Not sure how the school could be expected to accommodate that, lljkk?

Jenny70 · 21/06/2013 21:31

I feel if they can't accomodate it, don't ask, just make your groups on ability, timetables etc.

I agree completely.

AChickenCalledKorma · 21/06/2013 21:55

That's it Jenny70 - they have sent a letter that makes great play of how carefully they plan the classes based on all sorts of different criteria, that they put a lot of effort into it in close consultation with primary schools etc etc etc.
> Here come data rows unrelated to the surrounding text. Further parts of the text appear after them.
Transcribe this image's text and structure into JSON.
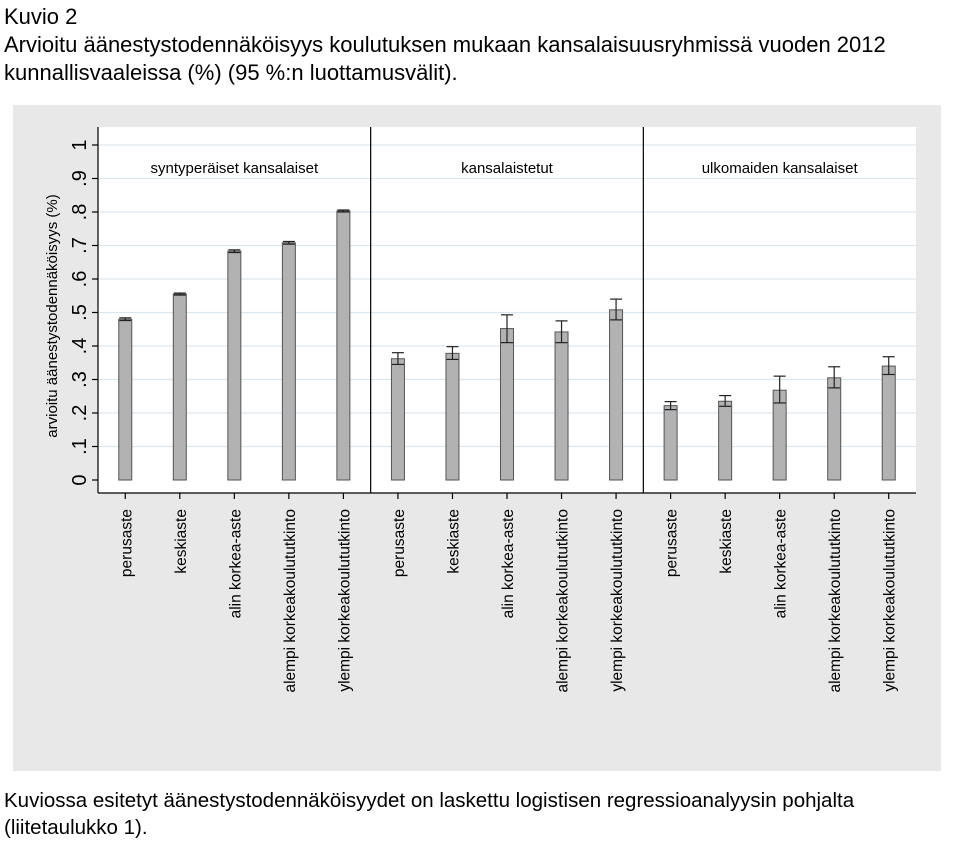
{
  "figure": {
    "label": "Kuvio 2",
    "title": "Arvioitu äänestystodennäköisyys koulutuksen mukaan kansalaisuusryhmissä vuoden 2012 kunnallisvaaleissa (%) (95 %:n luottamusvälit).",
    "note": "Kuviossa esitetyt äänestystodennäköisyydet on laskettu logistisen regressioanalyysin pohjalta (liitetaulukko 1)."
  },
  "colors": {
    "plot_bg": "#e8e8e8",
    "inner_bg": "#ffffff",
    "bar_fill": "#b2b2b2",
    "bar_stroke": "#555555",
    "grid": "#dde6ec",
    "axis": "#000000"
  },
  "chart_data": {
    "type": "bar",
    "ylabel": "arvioitu äänestystodennäköisyys (%)",
    "ylim": [
      0,
      1
    ],
    "yticks": [
      0,
      0.1,
      0.2,
      0.3,
      0.4,
      0.5,
      0.6,
      0.7,
      0.8,
      0.9,
      1
    ],
    "ytick_labels": [
      "0",
      ".1",
      ".2",
      ".3",
      ".4",
      ".5",
      ".6",
      ".7",
      ".8",
      ".9",
      "1"
    ],
    "grid": true,
    "error_bars": "95% confidence interval",
    "categories": [
      "perusaste",
      "keskiaste",
      "alin korkea-aste",
      "alempi korkeakoulututkinto",
      "ylempi korkeakoulututkinto"
    ],
    "panels": [
      {
        "name": "syntyperäiset kansalaiset",
        "values": [
          0.48,
          0.555,
          0.683,
          0.708,
          0.803
        ],
        "ci_low": [
          0.476,
          0.552,
          0.679,
          0.704,
          0.8
        ],
        "ci_high": [
          0.484,
          0.558,
          0.687,
          0.712,
          0.806
        ]
      },
      {
        "name": "kansalaistetut",
        "values": [
          0.362,
          0.378,
          0.452,
          0.442,
          0.508
        ],
        "ci_low": [
          0.345,
          0.36,
          0.41,
          0.41,
          0.478
        ],
        "ci_high": [
          0.38,
          0.398,
          0.493,
          0.475,
          0.54
        ]
      },
      {
        "name": "ulkomaiden kansalaiset",
        "values": [
          0.222,
          0.235,
          0.268,
          0.305,
          0.34
        ],
        "ci_low": [
          0.21,
          0.22,
          0.23,
          0.275,
          0.315
        ],
        "ci_high": [
          0.234,
          0.252,
          0.31,
          0.338,
          0.368
        ]
      }
    ]
  }
}
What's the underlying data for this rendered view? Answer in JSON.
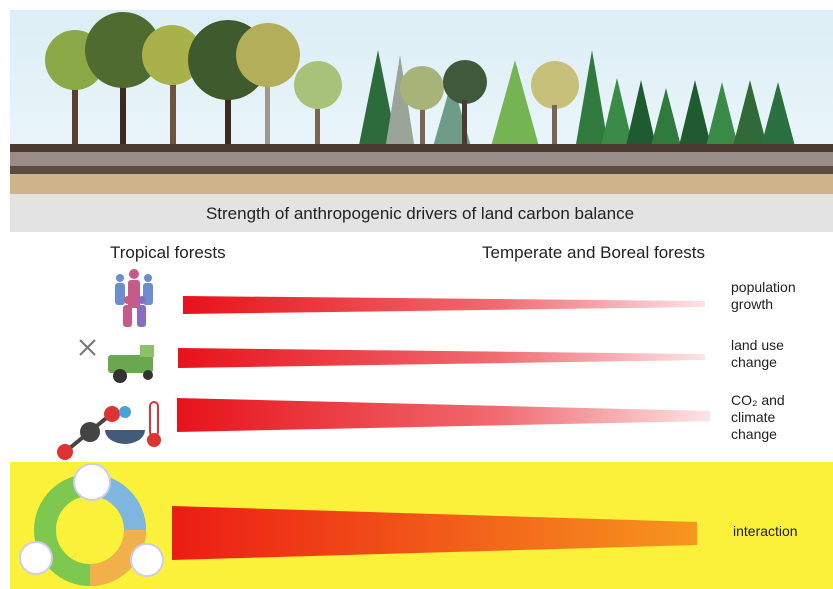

Which is all totally fine. But why on earth did they (a) ask the kids for preferences and (b) tell the other mum that they would put our daughters together, if they weren't actually going to do either of those things. I now have a child who was looking forward to secondary, but is now full of resentment before she's even started.

I really do know that it will all be fine in the end, but wish we weren't in this position at this point. I have sent a very polite email enquiring whether there might possibly have been an oversight but acknowledging that it's all very complicated ...

OP posts:
Hassled · 21/06/2013 21:58

Does your DD have quite a common name? Or is it possible there is more than one Jane Smith, say, in the year? Because a friend had the same problem and it turned out they'd mixed up the Jane Smiths.

AChickenCalledKorma · 21/06/2013 22:04

Hmmm - at risk of outing myself, yes we have about as common a name as you can get! Am feeling better about the email now, just in case there really has been a mistake.